We had the honor of hearing the poetry of Carey Scott Wilkerson, whose readings from his book Threading Stone inspired us so much that we simply had to tell him in person (while also handing him a copy of our magazine of course!). In Threading Stone he covers the motif of Ariadne leading Theseus through the labyrinth, but he covers it in such an astounding number of ways and expounds it to seemingly unrelated subjects that you are left breathless at the leaps his verse make and in awe of the unnerving connection that is made at the end of it all. To find out more about Mr. Wilkerson, click here
Besides the poetry panel, we also attended a class which covered an anthology that addresses the racism in William Faulkner’s work by collecting the African American poets response to said body of work. Chiyuma Elliot hosted the event alongside Derrick Harriell, and although the anthology has yet to be released, the teaser we recieved definitely make it a book to look out for.
One of the milestones of our trip that we feel as though no one should go without when taking a trip to Oxford is the “Square Books” store that occupies two floors, and has two other stores – “Square Jr.” for kids, and “Off Square Books” for those of you looking for either a gag book, coffee table reading, or anything out of ordinary. In a world occupied by corporate chain bookstores, it is was thrilling to see a book seller thriving from open to close.
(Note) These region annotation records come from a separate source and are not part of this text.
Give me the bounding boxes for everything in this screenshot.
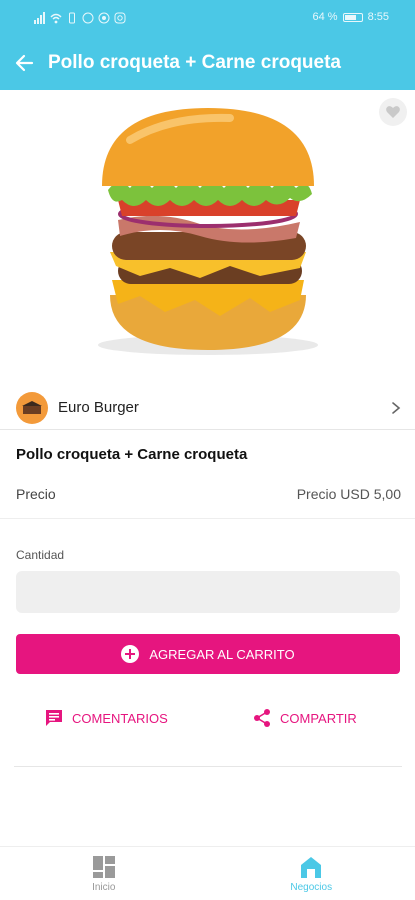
wifi-icon (50, 13, 62, 24)
notification-icon (82, 12, 94, 24)
quantity-input[interactable] (16, 571, 400, 613)
status-icons (34, 12, 126, 24)
store-logo-icon (22, 400, 42, 414)
clock: 8:55 (367, 11, 389, 23)
nav-label: Negocios (290, 882, 333, 893)
store-icon (301, 857, 322, 878)
whatsapp-icon (98, 12, 110, 24)
share-button[interactable]: COMPARTIR (252, 706, 357, 730)
comments-button[interactable]: COMENTARIOS (44, 706, 168, 730)
store-row[interactable]: Euro Burger (0, 386, 415, 430)
battery-icon (342, 12, 363, 22)
grid-icon (92, 856, 115, 878)
heart-icon (386, 106, 400, 118)
nav-item-inicio[interactable]: Inicio (0, 847, 208, 900)
status-right: 64 % 8:55 (313, 11, 390, 23)
store-name: Euro Burger (58, 399, 139, 416)
favorite-button[interactable] (379, 98, 407, 126)
page-title: Pollo croqueta + Carne croqueta (48, 52, 341, 73)
add-circle-icon (121, 645, 140, 663)
instagram-icon (114, 12, 126, 24)
vibrate-icon (69, 12, 75, 24)
nav-item-negocios[interactable]: Negocios (208, 847, 415, 900)
app-bar: Pollo croqueta + Carne croqueta (0, 36, 415, 90)
divider (0, 518, 415, 519)
add-to-cart-button[interactable]: AGREGAR AL CARRITO (16, 634, 400, 674)
quantity-label: Cantidad (16, 548, 65, 562)
signal-icon (34, 12, 45, 24)
add-to-cart-label: AGREGAR AL CARRITO (149, 646, 295, 662)
divider (14, 766, 402, 767)
product-image (0, 90, 415, 368)
bottom-nav: Inicio Negocios (0, 846, 415, 900)
comments-label: COMENTARIOS (72, 710, 168, 726)
burger-illustration (98, 108, 318, 355)
price-label: Precio (16, 486, 56, 502)
product-name: Pollo croqueta + Carne croqueta (16, 446, 248, 463)
status-bar: 64 % 8:55 (0, 0, 415, 36)
nav-label: Inicio (92, 882, 116, 893)
share-icon (254, 709, 270, 727)
chevron-right-icon (392, 401, 401, 414)
share-label: COMPARTIR (280, 710, 357, 726)
battery-percent: 64 % (312, 11, 338, 23)
price-value: Precio USD 5,00 (296, 486, 401, 502)
comment-icon (46, 710, 62, 726)
store-logo (16, 391, 48, 424)
back-button[interactable] (0, 36, 48, 90)
arrow-left-icon (15, 54, 34, 72)
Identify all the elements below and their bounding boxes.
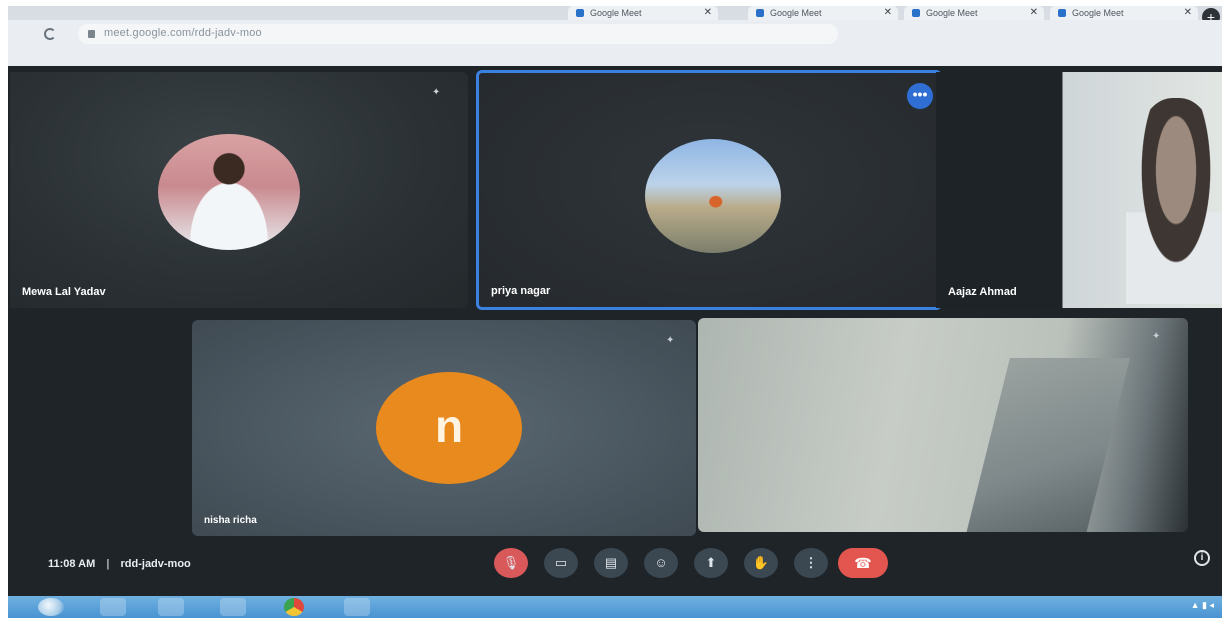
media-player-icon[interactable] <box>344 598 370 616</box>
present-icon[interactable]: ⬆ <box>694 548 728 578</box>
url-text: meet.google.com/rdd-jadv-moo <box>104 27 262 39</box>
tab-title: Google Meet <box>1072 8 1124 18</box>
captions-icon[interactable]: ▤ <box>594 548 628 578</box>
participant-tile-nisha[interactable]: ✦ n nisha richa <box>192 320 696 536</box>
participant-avatar-letter: n <box>376 372 522 484</box>
participant-name: Aajaz Ahmad <box>948 286 1017 298</box>
meet-favicon-icon <box>756 9 764 17</box>
participant-video <box>1126 98 1222 304</box>
close-tab-icon[interactable]: ✕ <box>884 6 892 20</box>
close-tab-icon[interactable]: ✕ <box>704 6 712 20</box>
participant-name: nisha richa <box>204 515 257 526</box>
meet-favicon-icon <box>576 9 584 17</box>
tile-more-options-button[interactable]: ••• <box>907 83 933 109</box>
chrome-icon[interactable] <box>284 598 304 616</box>
emoji-icon[interactable]: ☺ <box>644 548 678 578</box>
participant-tile-mewa[interactable]: ✦ Mewa Lal Yadav <box>10 72 468 308</box>
browser-tab[interactable]: Google Meet ✕ <box>1050 6 1198 20</box>
participant-name: Mewa Lal Yadav <box>22 286 106 298</box>
meeting-separator: | <box>106 558 110 570</box>
participant-avatar-photo <box>158 134 300 250</box>
close-tab-icon[interactable]: ✕ <box>1184 6 1192 20</box>
meeting-info-icon[interactable]: i <box>1194 550 1210 566</box>
participant-tile-priya[interactable]: ••• priya nagar <box>476 70 942 310</box>
meeting-details: 11:08 AM | rdd-jadv-moo <box>48 558 191 570</box>
participant-name: priya nagar <box>491 285 551 297</box>
system-tray-icon[interactable]: ▲ ▮ ◂ <box>1191 600 1214 611</box>
meet-favicon-icon <box>912 9 920 17</box>
meeting-time: 11:08 AM <box>48 558 96 570</box>
participant-tile-camera[interactable]: ✦ <box>698 318 1188 532</box>
reload-icon[interactable] <box>44 28 56 40</box>
camera-icon[interactable]: ▭ <box>544 548 578 578</box>
participant-avatar-photo <box>645 139 781 253</box>
internet-explorer-icon[interactable] <box>158 598 184 616</box>
tab-title: Google Meet <box>926 8 978 18</box>
pin-icon[interactable]: ✦ <box>432 88 442 98</box>
start-button-icon[interactable] <box>38 598 64 616</box>
taskbar: ▲ ▮ ◂ <box>8 596 1222 618</box>
browser-tab[interactable]: Google Meet ✕ <box>748 6 898 20</box>
file-explorer-icon[interactable] <box>100 598 126 616</box>
browser-tab[interactable]: Google Meet ✕ <box>568 6 718 20</box>
more-options-icon[interactable]: ⋮ <box>794 548 828 578</box>
tab-title: Google Meet <box>590 8 642 18</box>
lock-icon <box>88 30 95 38</box>
address-bar[interactable]: meet.google.com/rdd-jadv-moo <box>78 24 838 44</box>
meeting-code: rdd-jadv-moo <box>120 558 191 570</box>
raise-hand-icon[interactable]: ✋ <box>744 548 778 578</box>
tab-title: Google Meet <box>770 8 822 18</box>
pin-icon[interactable]: ✦ <box>1152 332 1162 342</box>
close-tab-icon[interactable]: ✕ <box>1030 6 1038 20</box>
leave-call-icon[interactable]: ☎ <box>838 548 888 578</box>
browser-toolbar: meet.google.com/rdd-jadv-moo <box>8 20 1222 66</box>
meet-favicon-icon <box>1058 9 1066 17</box>
browser-tab-strip: Google Meet ✕ Google Meet ✕ Google Meet … <box>8 6 1222 26</box>
participant-tile-aajaz[interactable]: Aajaz Ahmad <box>936 72 1222 308</box>
browser-tab[interactable]: Google Meet ✕ <box>904 6 1044 20</box>
screen: Google Meet ✕ Google Meet ✕ Google Meet … <box>8 6 1222 618</box>
folder-icon[interactable] <box>220 598 246 616</box>
pin-icon[interactable]: ✦ <box>666 336 676 346</box>
mic-off-icon[interactable]: 🎙 <box>494 548 528 578</box>
participant-video <box>966 358 1130 532</box>
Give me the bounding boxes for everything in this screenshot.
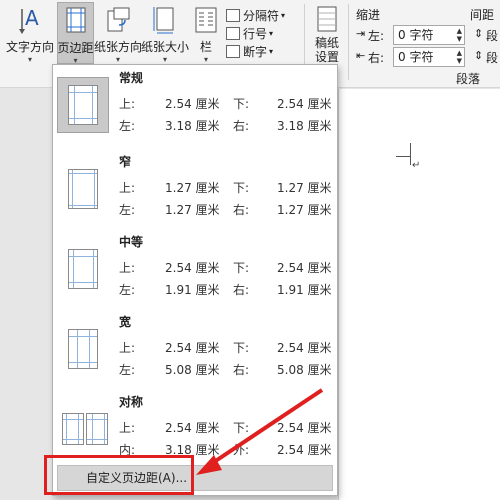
annotation-arrow-icon	[196, 388, 324, 475]
watermark: Bai百度 jingyan.baidu.com	[372, 452, 455, 487]
watermark-brand: Bai百度	[372, 457, 437, 477]
watermark-url: jingyan.baidu.com	[372, 477, 456, 487]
Another milestone that is worth seeing is William Faulkner’s estate called Rowan Oaks. Not only is this the place where many of Faulkner’s works were conceived, the location itself is stunning, with magnolia’s towering over what must have at one time been an exquisite garden while it was maintained. The stables nearby and troughs attest to the fact that the rural south was a living locale to him, just as it comes through in so many of his works.
It was during this trip that Kelly received her award and recognition for earning 1st Place in the festival’s poetry competition. Also, the Sequoya Review for the 2013-14 issue won 2nd place in the “Literary Magazine” category. Special thanks to all of our staff, writers, and poets that made this possible!
I would like to also give a special thanks to the UTC English Department for funding the trip, as well as Rowan Johnson and Sybil Baker for accompanying us.